Dr. Yeo
Thursday, April 25, 2019

The Purdue College of Pharmacy is pleased to honor and recognize the outstanding research and scholarship generated by our faculty each month. This month we highlight Dr. Yoon Yeo, Professor and Associate Department Head of Industrial and Physical Pharmacy. Dr. Yeo’s recent publication, “Camouflaging Nanoparticles for Ratiometric Delivery of Therapeutic Combinations” can be read in Nano Letters (February, 2019; DOI: https://pubs.acs.org/doi/abs/10.1021/acs.nanolett.8b04017. Dr. Yeo conducted the study along with Fanfei Meng (post-doc), Jianping Wang (graduate student), Qineng Ping (collaborator at China Pharmaceutical University).

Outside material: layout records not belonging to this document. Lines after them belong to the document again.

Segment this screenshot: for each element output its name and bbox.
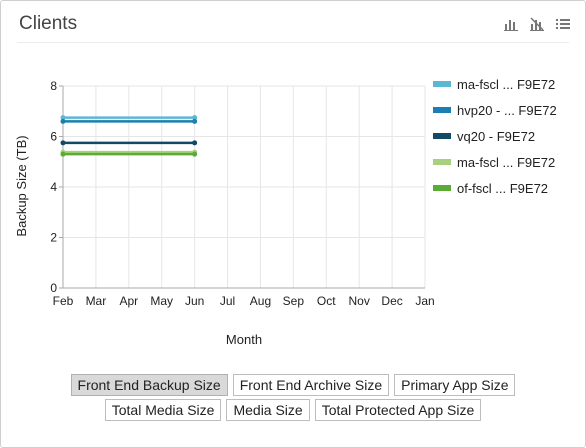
legend-item[interactable]: of-fscl ... F9E72 (433, 177, 557, 199)
list-icon[interactable] (555, 16, 571, 32)
tab-total-protected-app-size-button[interactable]: Total Protected App Size (314, 399, 482, 421)
y-tick-label: 6 (50, 130, 57, 144)
series-point (60, 118, 66, 124)
series-point (192, 151, 198, 157)
series-point (192, 115, 198, 121)
x-tick-label: Jul (220, 294, 235, 308)
series-point (60, 151, 66, 157)
x-tick-label: Mar (86, 294, 107, 308)
y-tick-label: 0 (50, 281, 57, 295)
x-tick-label: Jan (415, 294, 434, 308)
y-tick-label: 4 (50, 180, 57, 194)
series-point (192, 140, 198, 146)
panel-title: Clients (19, 13, 78, 34)
tab-primary-app-size-button[interactable]: Primary App Size (394, 374, 516, 396)
legend-label: vq20 - F9E72 (457, 128, 536, 144)
metric-tabs-row-2: Total Media Size Media Size Total Protecte… (0, 399, 586, 421)
tab-total-media-size-button[interactable]: Total Media Size (104, 399, 222, 421)
x-axis-label: Month (226, 332, 262, 347)
legend-item[interactable]: vq20 - F9E72 (433, 125, 557, 147)
tab-front-end-backup-size-button[interactable]: Front End Backup Size (70, 374, 228, 396)
bar-chart-off-icon[interactable] (529, 16, 545, 32)
metric-tabs-row-1: Front End Backup Size Front End Archive S… (0, 374, 586, 396)
legend-swatch (433, 133, 451, 139)
legend-label: ma-fscl ... F9E72 (457, 76, 556, 92)
y-axis-label: Backup Size (TB) (14, 135, 29, 236)
x-tick-label: Sep (283, 294, 305, 308)
series-point (60, 115, 66, 121)
legend-item[interactable]: ma-fscl ... F9E72 (433, 151, 557, 173)
x-tick-label: Dec (381, 294, 402, 308)
legend-swatch (433, 107, 451, 113)
series-point (192, 118, 198, 124)
header-divider (17, 42, 569, 43)
legend-swatch (433, 185, 451, 191)
header-toolbar (503, 16, 571, 32)
bar-chart-icon[interactable] (503, 16, 519, 32)
tab-media-size-button[interactable]: Media Size (226, 399, 310, 421)
legend-item[interactable]: hvp20 - ... F9E72 (433, 99, 557, 121)
legend-label: of-fscl ... F9E72 (457, 180, 549, 196)
x-tick-label: Aug (250, 294, 271, 308)
x-tick-label: Oct (317, 294, 336, 308)
legend-label: ma-fscl ... F9E72 (457, 154, 556, 170)
series-point (60, 140, 66, 146)
x-tick-label: Apr (119, 294, 138, 308)
chart-legend: ma-fscl ... F9E72 hvp20 - ... F9E72 vq20 -… (433, 73, 557, 203)
tab-front-end-archive-size-button[interactable]: Front End Archive Size (232, 374, 390, 396)
legend-label: hvp20 - ... F9E72 (457, 102, 557, 118)
y-tick-label: 2 (50, 231, 57, 245)
x-tick-label: Jun (185, 294, 204, 308)
legend-item[interactable]: ma-fscl ... F9E72 (433, 73, 557, 95)
x-tick-label: Feb (53, 294, 74, 308)
x-tick-label: Nov (349, 294, 370, 308)
legend-swatch (433, 81, 451, 87)
y-tick-label: 8 (50, 79, 57, 93)
legend-swatch (433, 159, 451, 165)
x-tick-label: May (150, 294, 173, 308)
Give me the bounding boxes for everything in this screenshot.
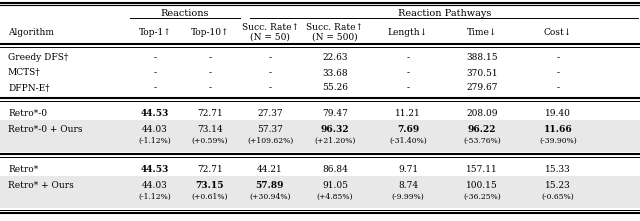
Text: Algorithm: Algorithm [8, 28, 54, 37]
Text: 9.71: 9.71 [398, 164, 418, 173]
Text: -: - [406, 84, 410, 93]
Text: 44.53: 44.53 [141, 164, 169, 173]
Text: Top-1↑: Top-1↑ [139, 28, 172, 37]
Text: 86.84: 86.84 [322, 164, 348, 173]
Text: Retro*: Retro* [8, 164, 38, 173]
Text: (+0.61%): (+0.61%) [192, 193, 228, 201]
Text: (-1.12%): (-1.12%) [139, 137, 172, 145]
Text: -: - [154, 84, 157, 93]
Text: -: - [209, 53, 211, 63]
Text: (-31.40%): (-31.40%) [389, 137, 427, 145]
Text: DFPN-E†: DFPN-E† [8, 84, 50, 93]
Text: Retro* + Ours: Retro* + Ours [8, 181, 74, 189]
Text: Succ. Rate↑: Succ. Rate↑ [241, 23, 298, 32]
Text: (-0.65%): (-0.65%) [541, 193, 574, 201]
Text: 72.71: 72.71 [197, 164, 223, 173]
Text: 57.89: 57.89 [256, 181, 284, 189]
Text: MCTS†: MCTS† [8, 69, 40, 78]
Text: 22.63: 22.63 [323, 53, 348, 63]
Text: 96.32: 96.32 [321, 124, 349, 133]
Text: (-1.12%): (-1.12%) [139, 193, 172, 201]
Text: 279.67: 279.67 [467, 84, 498, 93]
Text: Greedy DFS†: Greedy DFS† [8, 53, 68, 63]
Text: (-9.99%): (-9.99%) [392, 193, 424, 201]
Text: 100.15: 100.15 [466, 181, 498, 189]
Text: 73.15: 73.15 [196, 181, 224, 189]
Text: 370.51: 370.51 [466, 69, 498, 78]
Text: -: - [209, 84, 211, 93]
Text: 157.11: 157.11 [466, 164, 498, 173]
Text: 27.37: 27.37 [257, 109, 283, 118]
Text: 11.21: 11.21 [395, 109, 421, 118]
Text: 79.47: 79.47 [322, 109, 348, 118]
Text: 44.03: 44.03 [142, 181, 168, 189]
Text: 33.68: 33.68 [322, 69, 348, 78]
Text: 15.23: 15.23 [545, 181, 571, 189]
Text: 72.71: 72.71 [197, 109, 223, 118]
Text: -: - [557, 84, 559, 93]
Text: -: - [406, 53, 410, 63]
Text: 7.69: 7.69 [397, 124, 419, 133]
Text: -: - [557, 53, 559, 63]
Text: 44.21: 44.21 [257, 164, 283, 173]
Text: -: - [269, 84, 271, 93]
Bar [0, 176, 640, 208]
Text: (N = 50): (N = 50) [250, 32, 290, 42]
Text: 208.09: 208.09 [467, 109, 498, 118]
Text: -: - [209, 69, 211, 78]
Text: 15.33: 15.33 [545, 164, 571, 173]
Text: 44.53: 44.53 [141, 109, 169, 118]
Text: 8.74: 8.74 [398, 181, 418, 189]
Text: (+109.62%): (+109.62%) [247, 137, 293, 145]
Text: 19.40: 19.40 [545, 109, 571, 118]
Bar [0, 120, 640, 152]
Text: 44.03: 44.03 [142, 124, 168, 133]
Text: Reactions: Reactions [161, 10, 209, 19]
Text: Reaction Pathways: Reaction Pathways [398, 10, 492, 19]
Text: -: - [269, 53, 271, 63]
Text: (-39.90%): (-39.90%) [539, 137, 577, 145]
Text: 91.05: 91.05 [322, 181, 348, 189]
Text: Succ. Rate↑: Succ. Rate↑ [307, 23, 364, 32]
Text: 57.37: 57.37 [257, 124, 283, 133]
Text: -: - [406, 69, 410, 78]
Text: (+0.59%): (+0.59%) [192, 137, 228, 145]
Text: Cost↓: Cost↓ [544, 28, 572, 37]
Text: 388.15: 388.15 [466, 53, 498, 63]
Text: 96.22: 96.22 [468, 124, 496, 133]
Text: Length↓: Length↓ [388, 28, 428, 37]
Text: (+21.20%): (+21.20%) [314, 137, 356, 145]
Text: (+30.94%): (+30.94%) [249, 193, 291, 201]
Text: Retro*-0: Retro*-0 [8, 109, 47, 118]
Text: -: - [154, 53, 157, 63]
Text: (N = 500): (N = 500) [312, 32, 358, 42]
Text: -: - [269, 69, 271, 78]
Text: Time↓: Time↓ [467, 28, 497, 37]
Text: 11.66: 11.66 [543, 124, 572, 133]
Text: -: - [557, 69, 559, 78]
Text: Retro*-0 + Ours: Retro*-0 + Ours [8, 124, 83, 133]
Text: 73.14: 73.14 [197, 124, 223, 133]
Text: Top-10↑: Top-10↑ [191, 28, 229, 37]
Text: (-53.76%): (-53.76%) [463, 137, 501, 145]
Text: 55.26: 55.26 [322, 84, 348, 93]
Text: (-36.25%): (-36.25%) [463, 193, 501, 201]
Text: (+4.85%): (+4.85%) [317, 193, 353, 201]
Text: -: - [154, 69, 157, 78]
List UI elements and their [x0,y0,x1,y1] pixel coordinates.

This study describes a new strategy to deliver combinations of drugs with different physicochemical properties, which have a strong biological rationale to use together but are technically difficult or suboptimal to deliver by a single carrier. To tackle this challenge, we propose to load each drug in a chemically compatible nanoparticle carrier respectively and administer the mixture in a desirable ratio and sequence. To help colocalize different nanoparticle carriers in the same target tissues, we camouflage them with a common surface and equalize their functional properties via a simple and versatile surface modification method based on a natural polyphenol, tannic acid. In this study, the surface of five different nanoparticles (NPs), such as carboxyl-terminated or amine-terminated polystyrene NPs, liposomes, poly(lactic-co-glycolic acid) (PLGA) NPs, and mesoporous silica NPs (MSNs) are modified with folate-conjugated polyethylene glycol via tannic acid-based layers. We show that (i) the surface-modified NPs, despite the difference in the cores, had similar physicochemical properties and interactions with folate receptor-overexpressing KB cells, (ii) their mixtures interacted with common cell targets in a desired ratio, and (ii) the camouflaged PLGA NPs and MSNs were co-delivered to the tumor better than bare NP counterparts in KB-tumor bearing mice. These results support that tannic acid facilitates the surface modification of different NPs and enables their codelivery to common targets. “This approach can make it easy to co-deliver synergistic drug combinations to target tissues in the optimal ratio and sequence, which may otherwise be difficult to do because of distinct physicochemical properties of drug components.”